The Endocrine Society recommends IGF-1 testing for anyone showing classic facial or hand/foot enlargement, but also for patients who develop a cluster of related conditions: sleep apnea, high blood pressure, type 2 diabetes, joint pain, carpal tunnel syndrome, or excessive sweating. An elevated IGF-1 result in someone with these features is typically enough to confirm the diagnosis, though a glucose tolerance test may be used for additional confirmation.

What Can Skew Your Results

IGF-1 levels don’t only reflect growth hormone status. Several other conditions can push results lower or higher independently, and your doctor needs to account for these when interpreting the test.

Severe malnutrition and other catabolic states, including major surgery recovery and chronic illnesses like cystic fibrosis, drive IGF-1 levels down significantly. These levels improve once nutrition is restored or the acute illness resolves. Liver disease also suppresses IGF-1 because the liver is where the protein is manufactured. Even in early-stage cirrhosis, IGF-1 production can drop as liver function declines. In some cases of compensated cirrhosis, blood levels may appear normal even though the body isn’t using IGF-1 effectively.

Insulin resistance and metabolic syndrome are linked to lower IGF-1 as well. Chronically high insulin levels appear to suppress IGF-1 production in the liver, so people with poorly controlled diabetes or significant abdominal obesity may show reduced levels that don’t reflect a pituitary problem at all.

On the other end, IGF-1 naturally rises during puberty and pregnancy, so these need to be considered when evaluating results in teenagers or pregnant individuals.

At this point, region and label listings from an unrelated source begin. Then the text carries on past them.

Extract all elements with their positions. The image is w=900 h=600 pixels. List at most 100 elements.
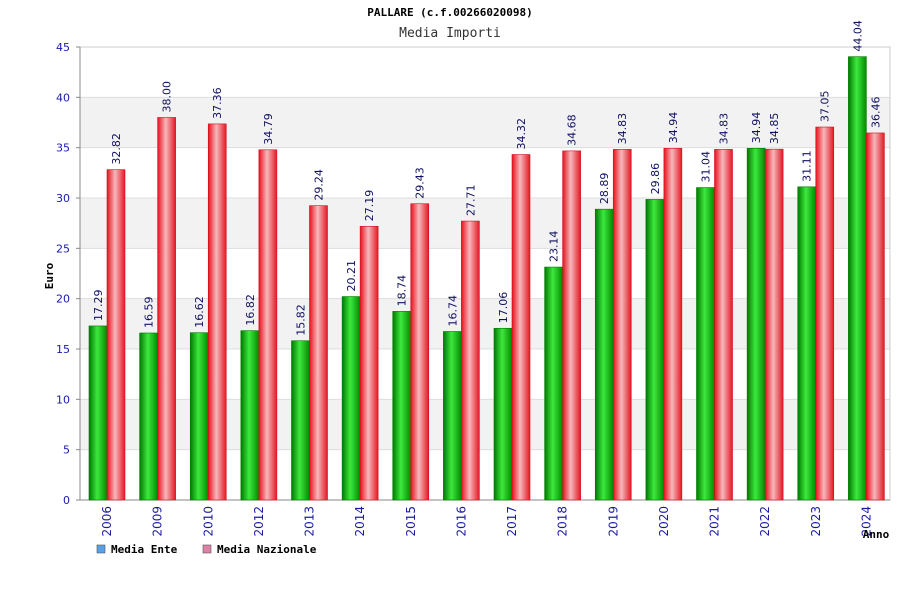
data-label: 16.62 bbox=[193, 296, 206, 328]
x-tick-label: 2020 bbox=[657, 506, 671, 537]
bar-media-nazionale-2012 bbox=[258, 149, 278, 501]
y-tick-label: 30 bbox=[56, 192, 70, 205]
bar-media-nazionale-2013 bbox=[309, 205, 328, 501]
data-label: 29.86 bbox=[649, 163, 662, 195]
x-tick-label: 2013 bbox=[303, 506, 317, 537]
bar-media-nazionale-2014 bbox=[359, 225, 379, 501]
bar-media-ente-2015 bbox=[392, 311, 412, 501]
x-tick-label: 2023 bbox=[809, 506, 823, 537]
bar-media-nazionale-2024 bbox=[866, 132, 885, 501]
y-tick-label: 40 bbox=[56, 91, 70, 104]
legend-label: Media Ente bbox=[111, 543, 178, 556]
data-label: 34.94 bbox=[667, 112, 680, 144]
bar-media-nazionale-2016 bbox=[461, 220, 480, 501]
data-label: 27.19 bbox=[363, 190, 376, 222]
bar-media-ente-2023 bbox=[797, 186, 817, 501]
bar-media-nazionale-2006 bbox=[106, 169, 126, 501]
legend-swatch bbox=[96, 544, 106, 554]
x-axis-ticks: 2006 2009 2010 2012 2013 2014 2015 2016 2017 2018… bbox=[100, 506, 873, 537]
bar-media-nazionale-2010 bbox=[207, 123, 227, 501]
data-label: 37.05 bbox=[819, 91, 832, 123]
y-tick-label: 20 bbox=[56, 293, 70, 306]
bar-media-ente-2006 bbox=[88, 325, 108, 501]
bar-media-ente-2016 bbox=[443, 331, 462, 501]
y-tick-label: 15 bbox=[56, 343, 70, 356]
bars bbox=[88, 56, 885, 501]
bar-media-ente-2012 bbox=[240, 330, 260, 501]
legend: Media Ente Media Nazionale bbox=[96, 543, 317, 556]
data-label: 27.71 bbox=[464, 185, 477, 217]
bar-media-nazionale-2023 bbox=[815, 126, 835, 501]
bar-media-nazionale-2015 bbox=[410, 203, 430, 501]
data-label: 31.11 bbox=[801, 150, 814, 182]
y-axis-ticks: 0 5 10 15 20 25 30 35 40 45 bbox=[56, 41, 80, 507]
bar-media-nazionale-2020 bbox=[663, 147, 683, 501]
chart-subtitle: Media Importi bbox=[399, 26, 501, 41]
legend-label: Media Nazionale bbox=[217, 543, 317, 556]
y-tick-label: 5 bbox=[63, 444, 70, 457]
bar-media-nazionale-2009 bbox=[157, 117, 176, 501]
bar-media-ente-2009 bbox=[139, 332, 158, 501]
bar-media-nazionale-2021 bbox=[714, 149, 733, 501]
data-label: 29.24 bbox=[313, 169, 326, 201]
bar-media-ente-2013 bbox=[291, 340, 310, 501]
bar-media-nazionale-2017 bbox=[511, 154, 531, 501]
data-label: 34.83 bbox=[718, 113, 731, 145]
data-label: 16.82 bbox=[244, 294, 257, 326]
y-tick-label: 35 bbox=[56, 142, 70, 155]
x-tick-label: 2015 bbox=[404, 506, 418, 537]
data-label: 17.29 bbox=[92, 289, 105, 321]
data-label: 34.85 bbox=[768, 113, 781, 145]
bar-media-ente-2010 bbox=[189, 332, 209, 501]
x-axis-label: Anno bbox=[863, 528, 890, 541]
data-label: 36.46 bbox=[869, 96, 882, 128]
y-tick-label: 10 bbox=[56, 393, 70, 406]
data-label: 28.89 bbox=[598, 173, 611, 205]
data-label: 32.82 bbox=[110, 133, 123, 165]
data-label: 20.21 bbox=[345, 260, 358, 292]
data-label: 44.04 bbox=[851, 20, 864, 52]
data-label: 18.74 bbox=[396, 275, 409, 307]
data-label: 16.59 bbox=[143, 296, 156, 328]
x-tick-label: 2017 bbox=[505, 506, 519, 537]
bar-media-nazionale-2018 bbox=[562, 150, 581, 501]
data-label: 34.83 bbox=[616, 113, 629, 145]
x-tick-label: 2016 bbox=[454, 506, 468, 537]
data-label: 29.43 bbox=[414, 167, 427, 199]
data-label: 34.94 bbox=[750, 112, 763, 144]
x-tick-label: 2024 bbox=[859, 506, 873, 537]
data-label: 31.04 bbox=[700, 151, 713, 183]
bar-media-ente-2014 bbox=[341, 296, 361, 501]
grid-band bbox=[80, 47, 890, 98]
x-tick-label: 2012 bbox=[252, 506, 266, 537]
x-tick-label: 2022 bbox=[758, 506, 772, 537]
bar-media-nazionale-2022 bbox=[764, 148, 784, 501]
bar-media-ente-2017 bbox=[493, 327, 513, 501]
bar-media-ente-2024 bbox=[848, 56, 867, 501]
data-label: 34.32 bbox=[515, 118, 528, 150]
bar-media-ente-2018 bbox=[544, 266, 563, 501]
data-label: 34.68 bbox=[566, 114, 579, 146]
bar-media-ente-2019 bbox=[594, 208, 614, 501]
data-label: 15.82 bbox=[295, 304, 308, 336]
y-tick-label: 25 bbox=[56, 242, 70, 255]
x-tick-label: 2006 bbox=[100, 506, 114, 537]
bar-media-ente-2020 bbox=[645, 199, 665, 501]
data-label: 34.79 bbox=[262, 113, 275, 145]
x-tick-label: 2021 bbox=[708, 506, 722, 537]
y-tick-label: 45 bbox=[56, 41, 70, 54]
data-label: 37.36 bbox=[211, 87, 224, 119]
data-label: 17.06 bbox=[497, 292, 510, 324]
bar-media-nazionale-2019 bbox=[612, 149, 632, 501]
data-labels: 17.29 32.82 16.59 38.00 16.62 37.36 16.82 34.79… bbox=[92, 20, 882, 336]
y-axis-label: Euro bbox=[43, 262, 56, 289]
x-tick-label: 2010 bbox=[201, 506, 215, 537]
x-tick-label: 2014 bbox=[353, 506, 367, 537]
legend-swatch bbox=[202, 544, 212, 554]
bar-media-ente-2022 bbox=[746, 147, 766, 501]
x-tick-label: 2009 bbox=[151, 506, 165, 537]
chart-title: PALLARE (c.f.00266020098) bbox=[367, 6, 533, 19]
x-tick-label: 2018 bbox=[556, 506, 570, 537]
bar-media-ente-2021 bbox=[696, 187, 715, 501]
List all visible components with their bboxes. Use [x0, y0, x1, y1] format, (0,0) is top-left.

How Normal Ranges Change With Age

IGF-1 levels peak during puberty and early adulthood, then decline steadily with age. This means results always need to be compared against age-specific reference ranges rather than a single universal number. In healthy adults ages 21 to 25, the typical range (5th to 95th percentile) runs from about 158 to 416 ng/mL. By ages 46 to 50, that range drops to roughly 73 to 235 ng/mL. By ages 71 to 75, it narrows further to about 66 to 203 ng/mL.

Because of this steady decline, a level that looks perfectly normal for a 25-year-old might be flagged as elevated for a 60-year-old. Labs report results alongside the appropriate reference range for your age, so you’ll see your number in context. For children under 3, reliable reference values haven’t been established because IGF-1 remains naturally low for the first 15 to 18 months of life.

How IGF-1 Is Used to Monitor Treatment

Beyond diagnosis, the IGF-1 test plays an ongoing role for anyone receiving growth hormone therapy. International guidelines recommend adjusting the dose of growth hormone replacement based on IGF-1 levels, with the goal of keeping them within the normal range for your age. For adults on stable doses, IGF-1 is typically checked every 6 to 12 months. For children, the target is maintaining levels within the normal age-appropriate range throughout treatment.

The test is equally important for monitoring acromegaly after treatment. Following surgery to remove a pituitary tumor, IGF-1 levels are usually rechecked at about 3 months. In the early weeks after surgery, IGF-1 may still be falling, so results from that window can be misleading. If follow-up results are borderline or don’t match other test findings, doctors will typically repeat the testing after another 3 to 4 months before making treatment decisions. In some cases, a different lab assay may be used to confirm a questionable result.

What to Expect From the Test

The IGF-1 test is a standard blood draw. No fasting is required, and you don’t need to stop any medications beforehand. Because IGF-1 levels remain stable throughout the day, the timing of the blood draw doesn’t significantly affect results. The sample is sent to a lab and results are typically available within a few days. The test itself carries no risks beyond the minor discomfort of a needle stick.